Deze documenten moeten naar volgend adres worden gestuurd : De heer José DOOMS, Administrateur-generaal van het Algemeen Bestuur voor Onderwijs en Wetenschappelijk Onderzoek, Surlet de Chokierplein 15-17, 1000 Brussel.
Art. 8.De begunstigde houdt een afzonderlijke boekhouding bij, wat de aanwending van de toelage betreft.
Art. 9.De toelage wordt uitbetaald ten belope van de absoluut noodzakelijke uitgaven voor het verwezenlijken van het projekt, met uitsluiting van de uitgaven die reeds gefinancierd zijn via andere bronnen dan de in dit besluit bepaalde toelage.
De eventuele intresten krijgen dezelfde bestemming als de toelagen en worden op dezelfde wijze verantwoord, zoniet worden zij van de toelagen afgetrokken.
De in 1998-1999 niet opgebruikte bedragen mogen gebruikt worden voor de vormingsprogramma's van het eerste kwartaal van het schooljaar 1999-2000. De bedragen komen in mindering van de eerste of de tweede schijf van de toelagen met betrekking tot het schooljaar 1999-2000.
Art. 10.§ 1. Er wordt een Begeleidingscomité opgericht dat tot opdracht heeft de conformiteit van de activiteiten t.o.v. de clausules van dit besluit na te gaan.

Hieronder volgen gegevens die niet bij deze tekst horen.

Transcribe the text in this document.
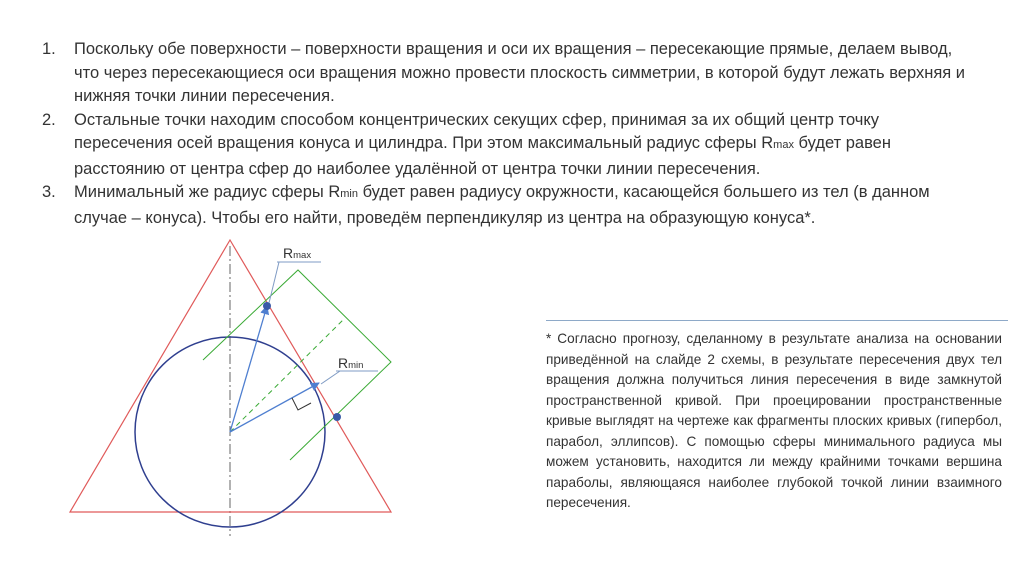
1. Поскольку обе поверхности – поверхности вращения и оси их вращения – пересекающие прямые, делаем вывод, что через пересекающиеся оси вращения можно провести плоскость симметрии, в которой будут лежать верхняя и нижняя точки линии пересечения.
2. Остальные точки находим способом концентрических секущих сфер, принимая за их общий центр точку пересечения осей вращения конуса и цилиндра. При этом максимальный радиус сферы Rmax будет равен расстоянию от центра сфер до наиболее удалённой от центра точки линии пересечения.
3. Минимальный же радиус сферы Rmin будет равен радиусу окружности, касающейся большего из тел (в данном случае – конуса). Чтобы его найти, проведём перпендикуляр из центра на образующую конуса*.
Rmax
Rmin

* Согласно прогнозу, сделанному в результате анализа на основании приведённой на слайде 2 схемы, в результате пересечения двух тел вращения должна получиться линия пересечения в виде замкнутой пространственной кривой. При проецировании пространственные кривые выглядят на чертеже как фрагменты плоских кривых (гипербол, парабол, эллипсов). С помощью сферы минимального радиуса мы можем установить, находится ли между крайними точками вершина параболы, являющаяся наиболее глубокой точкой линии взаимного пересечения.
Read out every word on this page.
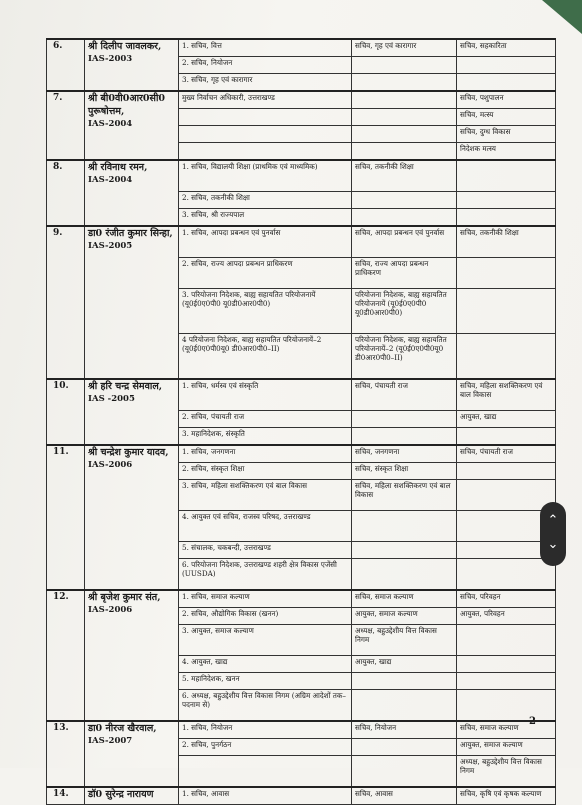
6.	श्री दिलीप जावलकर,
IAS-2003	1. सचिव, वित्त	सचिव, गृह एवं कारागार	सचिव, सहकारिता
		2. सचिव, नियोजन		
		3. सचिव, गृह एवं कारागार		
7.	श्री बी0वी0आर0सी0 पुरूषोत्तम,
IAS-2004	मुख्य निर्वाचन अधिकारी, उत्तराखण्ड		सचिव, पशुपालन
				सचिव, मत्स्य
				सचिव, दुग्ध विकास
				निदेशक मत्स्य
8.	श्री रविनाथ रमन,
IAS-2004	1. सचिव, विद्यालयी शिक्षा (प्राथमिक एवं माध्यमिक)	सचिव, तकनीकी शिक्षा	
		2. सचिव, तकनीकी शिक्षा		
		3. सचिव, श्री राज्यपाल		
9.	डा0 रंजीत कुमार सिन्हा,
IAS-2005	1. सचिव, आपदा प्रबन्धन एवं पुनर्वास	सचिव, आपदा प्रबन्धन एवं पुनर्वास	सचिव, तकनीकी शिक्षा
		2. सचिव, राज्य आपदा प्रबन्धन प्राधिकरण	सचिव, राज्य आपदा प्रबन्धन प्राधिकरण	
		3. परियोजना निदेशक, बाह्य सहायतित परियोजनायें (यू0ई0ए0पी0 यू0डी0आर0पी0)	परियोजना निदेशक, बाह्य सहायतित परियोजनायें (यू0ई0ए0पी0 यू0डी0आर0पी0)	
		4 परियोजना निदेशक, बाह्य सहायतित परियोजनायें–2 (यू0ई0ए0पी0यू0 डी0आर0पी0–II)	परियोजना निदेशक, बाह्य सहायतित परियोजनायें–2 (यू0ई0ए0पी0यू0 डी0आर0पी0–II)	
10.	श्री हरि चन्द्र सेमवाल,
IAS -2005	1. सचिव, धर्मस्व एवं संस्कृति	सचिव, पंचायती राज	सचिव, महिला सशक्तिकरण एवं बाल विकास
		2. सचिव, पंचायती राज		आयुक्त, खाद्य
		3. महानिदेशक, संस्कृति		
11.	श्री चन्द्रेश कुमार यादव,
IAS-2006	1. सचिव, जनगणना	सचिव, जनगणना	सचिव, पंचायती राज
		2. सचिव, संस्कृत शिक्षा	सचिव, संस्कृत शिक्षा	
		3. सचिव, महिला सशक्तिकरण एवं बाल विकास	सचिव, महिला सशक्तिकरण एवं बाल विकास	
		4. आयुक्त एवं सचिव, राजस्व परिषद, उत्तराखण्ड		
		5. संचालक, चकबन्दी, उत्तराखण्ड		
		6. परियोजना निदेशक, उत्तराखण्ड शहरी क्षेत्र विकास एजेंसी (UUSDA)		
12.	श्री बृजेश कुमार संत,
IAS-2006	1. सचिव, समाज कल्याण	सचिव, समाज कल्याण	सचिव, परिवहन
		2. सचिव, औद्योगिक विकास (खनन)	आयुक्त, समाज कल्याण	आयुक्त, परिवहन
		3. आयुक्त, समाज कल्याण	अध्यक्ष, बहुउद्देशीय वित्त विकास निगम	
		4. आयुक्त, खाद्य	आयुक्त, खाद्य	
		5. महानिदेशक, खनन		
		6. अध्यक्ष, बहुउद्देशीय वित्त विकास निगम (अग्रिम आदेशों तक–पदनाम से)		
13.	डा0 नीरज खैरवाल,
IAS-2007	1. सचिव, नियोजन	सचिव, नियोजन	सचिव, समाज कल्याण
		2. सचिव, पुनर्गठन		आयुक्त, समाज कल्याण
				अध्यक्ष, बहुउद्देशीय वित्त विकास निगम
14.	डॉ0 सुरेन्द्र नारायण	1. सचिव, आवास	सचिव, आवास	सचिव, कृषि एवं कृषक कल्याण
2
⌃
⌄
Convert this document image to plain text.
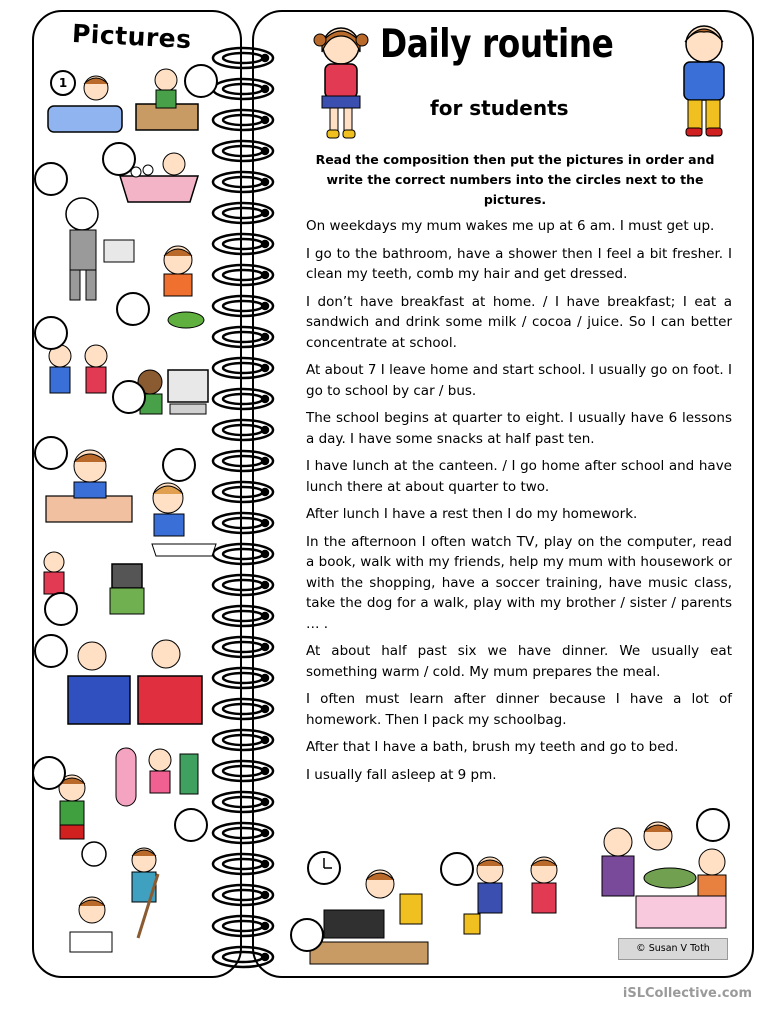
Pictures	Daily routine
for students
1
Read the composition then put the pictures in order and write the correct numbers into the circles next to the pictures.

On weekdays my mum wakes me up at 6 am. I must get up.

I go to the bathroom, have a shower then I feel a bit fresher. I clean my teeth, comb my hair and get dressed.

I don’t have breakfast at home. / I have breakfast; I eat a sandwich and drink some milk / cocoa / juice. So I can better concentrate at school.

At about 7 I leave home and start school. I usually go on foot. I go to school by car / bus.

The school begins at quarter to eight. I usually have 6 lessons a day. I have some snacks at half past ten.

I have lunch at the canteen. / I go home after school and have lunch there at about quarter to two.

After lunch I have a rest then I do my homework.

In the afternoon I often watch TV, play on the computer, read a book, walk with my friends, help my mum with housework or with the shopping, have a soccer training, have music class, take the dog for a walk, play with my brother / sister / parents … .

At about half past six we have dinner. We usually eat something warm / cold. My mum prepares the meal.

I often must learn after dinner because I have a lot of homework. Then I pack my schoolbag.

After that I have a bath, brush my teeth and go to bed.

I usually fall asleep at 9 pm.

© Susan V Toth
iSLCollective.com
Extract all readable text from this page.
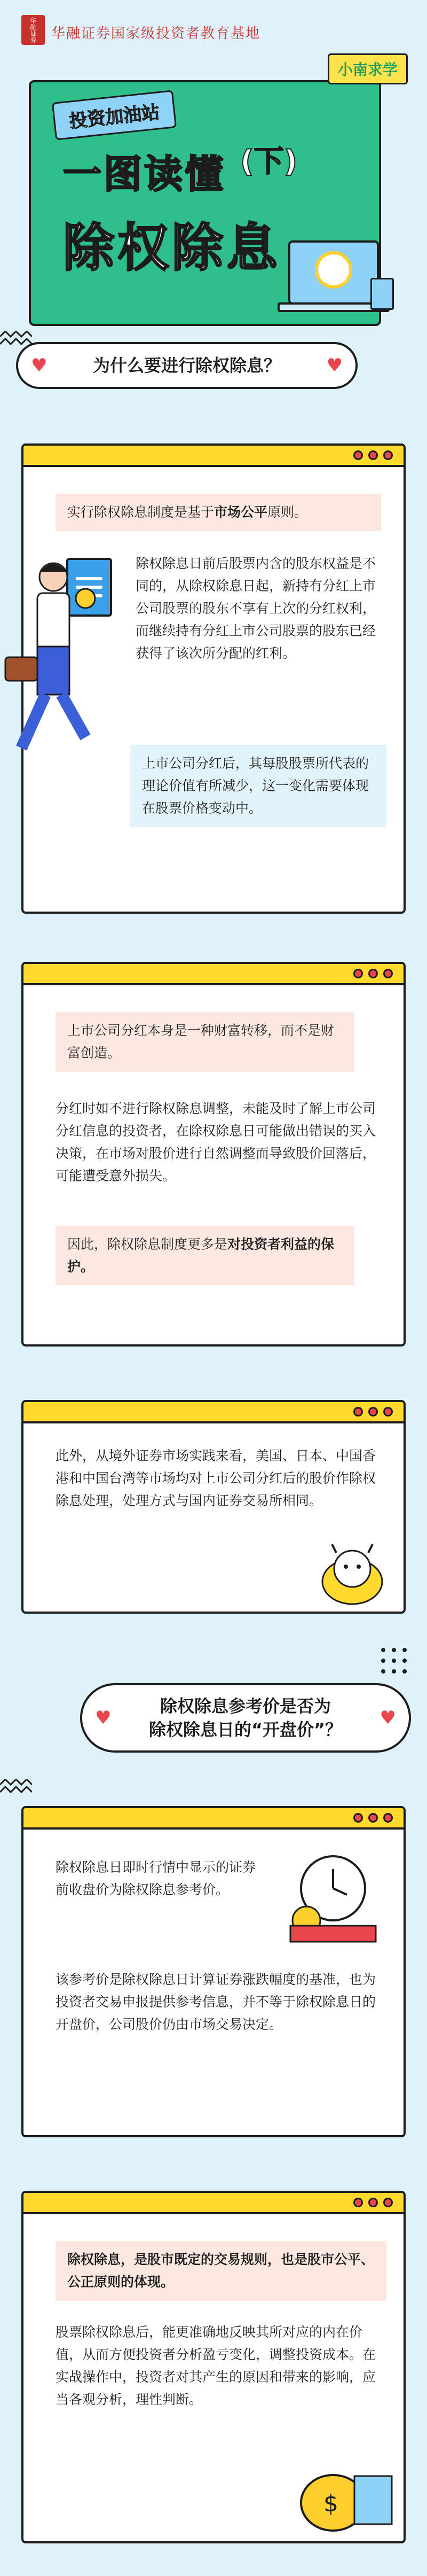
华融证券 华融证券国家级投资者教育基地
小南求学
投资加油站
一图读懂 (下)
除权除息
♥	为什么要进行除权除息？	♥
实行除权除息制度是基于市场公平原则。
除权除息日前后股票内含的股东权益是不同的，从除权除息日起，新持有分红上市公司股票的股东不享有上次的分红权利，而继续持有分红上市公司股票的股东已经获得了该次所分配的红利。
上市公司分红后，其每股股票所代表的理论价值有所减少，这一变化需要体现在股票价格变动中。
上市公司分红本身是一种财富转移，而不是财富创造。
分红时如不进行除权除息调整，未能及时了解上市公司分红信息的投资者，在除权除息日可能做出错误的买入决策，在市场对股价进行自然调整而导致股价回落后，可能遭受意外损失。
因此，除权除息制度更多是对投资者利益的保护。
此外，从境外证券市场实践来看，美国、日本、中国香港和中国台湾等市场均对上市公司分红后的股价作除权除息处理，处理方式与国内证券交易所相同。
♥
除权除息参考价是否为
除权除息日的“开盘价”？
♥
除权除息日即时行情中显示的证券前收盘价为除权除息参考价。
该参考价是除权除息日计算证券涨跌幅度的基准，也为投资者交易申报提供参考信息，并不等于除权除息日的开盘价，公司股价仍由市场交易决定。
除权除息，是股市既定的交易规则，也是股市公平、公正原则的体现。
股票除权除息后，能更准确地反映其所对应的内在价值，从而方便投资者分析盈亏变化，调整投资成本。在实战操作中，投资者对其产生的原因和带来的影响，应当各观分析，理性判断。
$
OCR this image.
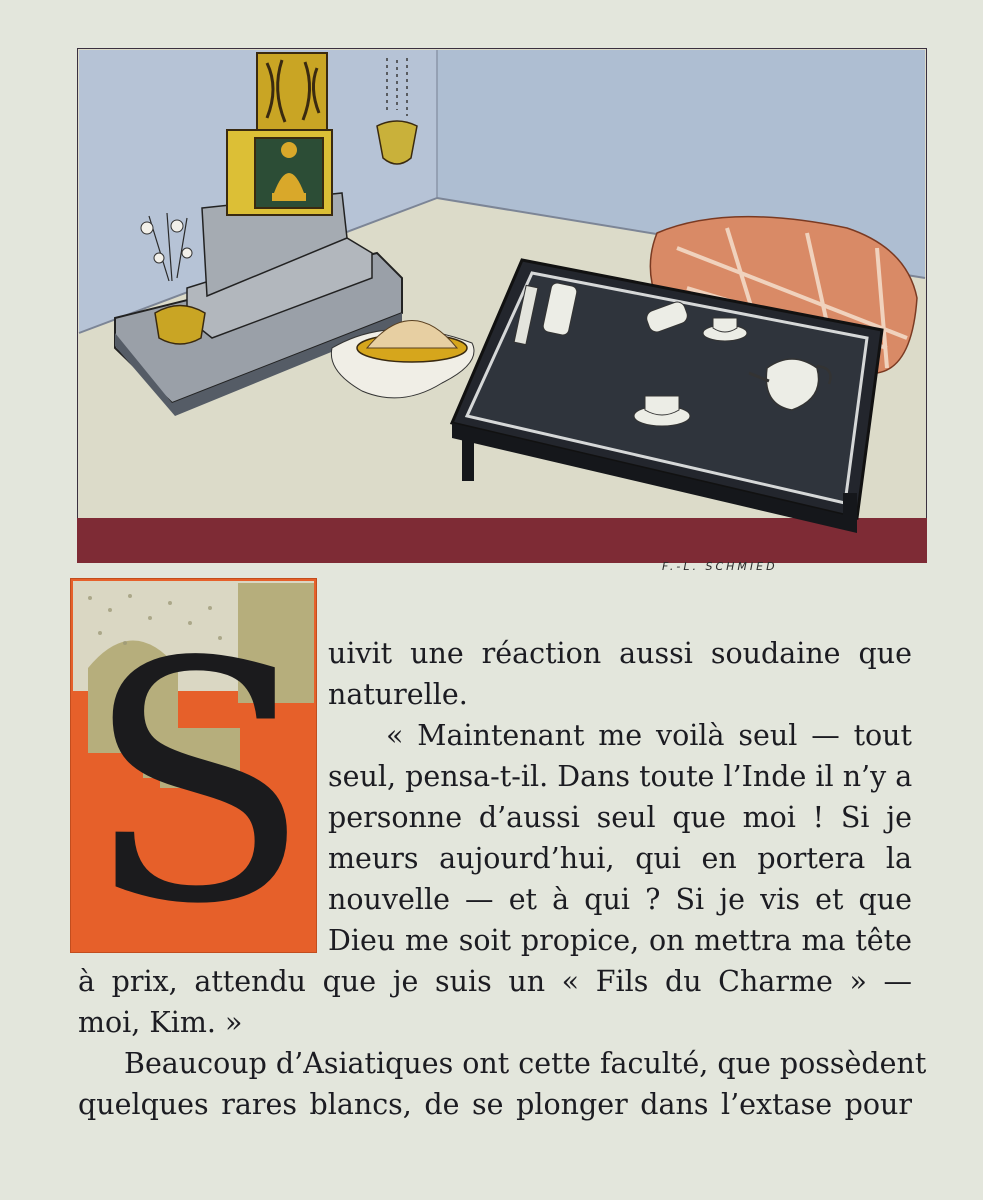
F.-L. SCHMIED
S uivit une réaction aussi soudaine que
naturelle.
« Maintenant me voilà seul — tout
seul, pensa-t-il. Dans toute l’Inde il n’y a
personne d’aussi seul que moi ! Si je
meurs aujourd’hui, qui en portera la
nouvelle — et à qui ? Si je vis et que
Dieu me soit propice, on mettra ma tête
à prix, attendu que je suis un « Fils du Charme » —
moi, Kim. »
Beaucoup d’Asiatiques ont cette faculté, que possèdent
quelques rares blancs, de se plonger dans l’extase pour
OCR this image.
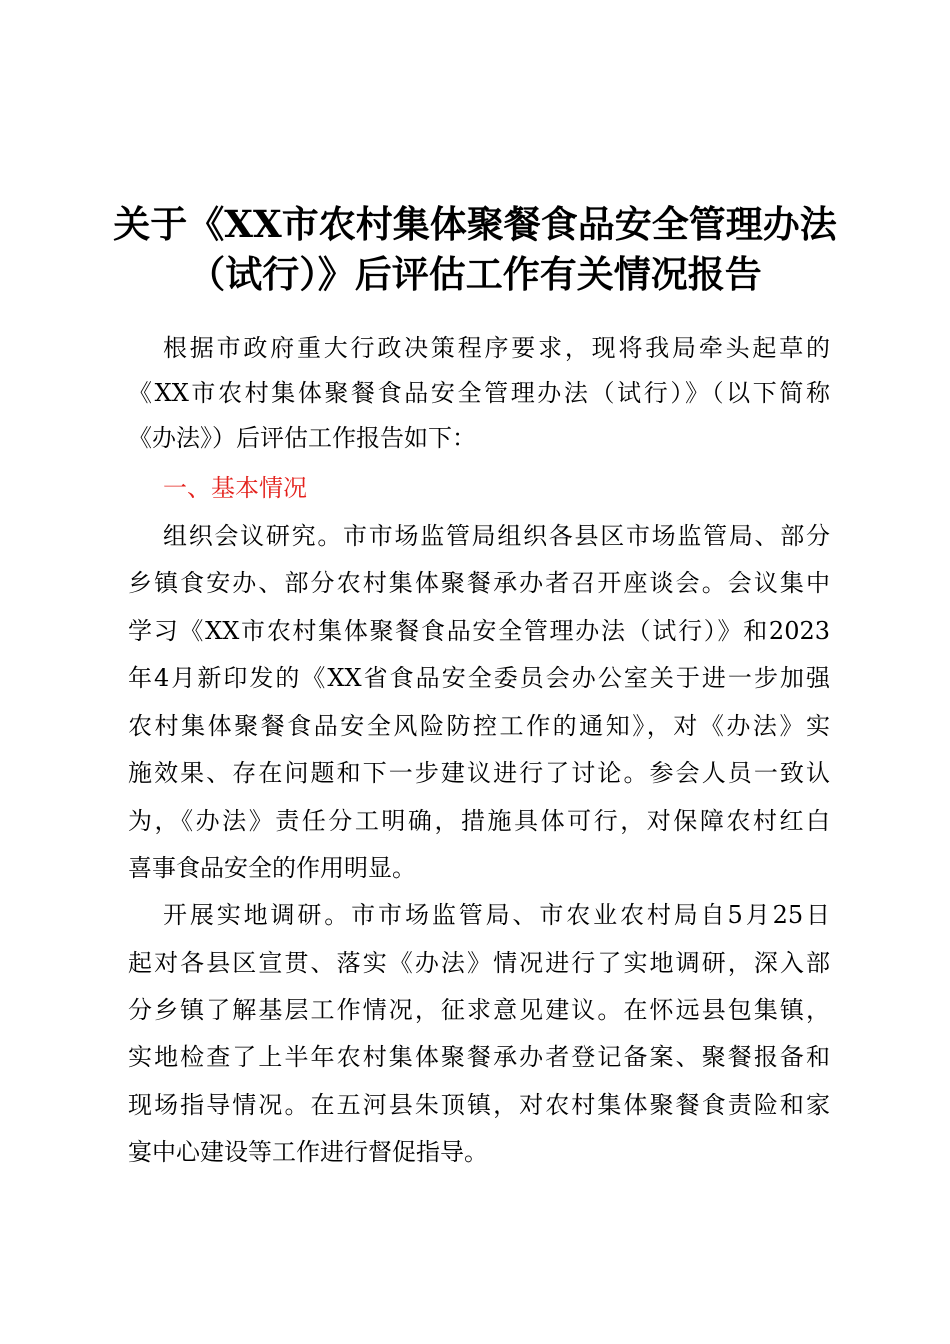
关于《XX市农村集体聚餐食品安全管理办法
（试行）》后评估工作有关情况报告
根据市政府重大行政决策程序要求，现将我局牵头起草的
《XX市农村集体聚餐食品安全管理办法（试行）》（以下简称
《办法》）后评估工作报告如下：
一、基本情况
组织会议研究。市市场监管局组织各县区市场监管局、部分
乡镇食安办、部分农村集体聚餐承办者召开座谈会。会议集中
学习《XX市农村集体聚餐食品安全管理办法（试行）》和2023
年4月新印发的《XX省食品安全委员会办公室关于进一步加强
农村集体聚餐食品安全风险防控工作的通知》，对《办法》实
施效果、存在问题和下一步建议进行了讨论。参会人员一致认
为，《办法》责任分工明确，措施具体可行，对保障农村红白
喜事食品安全的作用明显。
开展实地调研。市市场监管局、市农业农村局自5月25日
起对各县区宣贯、落实《办法》情况进行了实地调研，深入部
分乡镇了解基层工作情况，征求意见建议。在怀远县包集镇，
实地检查了上半年农村集体聚餐承办者登记备案、聚餐报备和
现场指导情况。在五河县朱顶镇，对农村集体聚餐食责险和家
宴中心建设等工作进行督促指导。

Worden aangesteld om deel uit te maken van dit Comité : - drie vertegenwoordigers van de Regering; - de Directeur-generaal van het verplicht onderwijs; - de Inspecteurs-generaal van het secundair onderwijs; - een vertegenwoordiger van de Inspectie van Financiën; - een vertegenwoordiger van het gesubsidieerd officieel secundair onderwijs.
Het Comité staat onder het voorzitterschap van de Directeur-generaal van het verplicht onderwijs.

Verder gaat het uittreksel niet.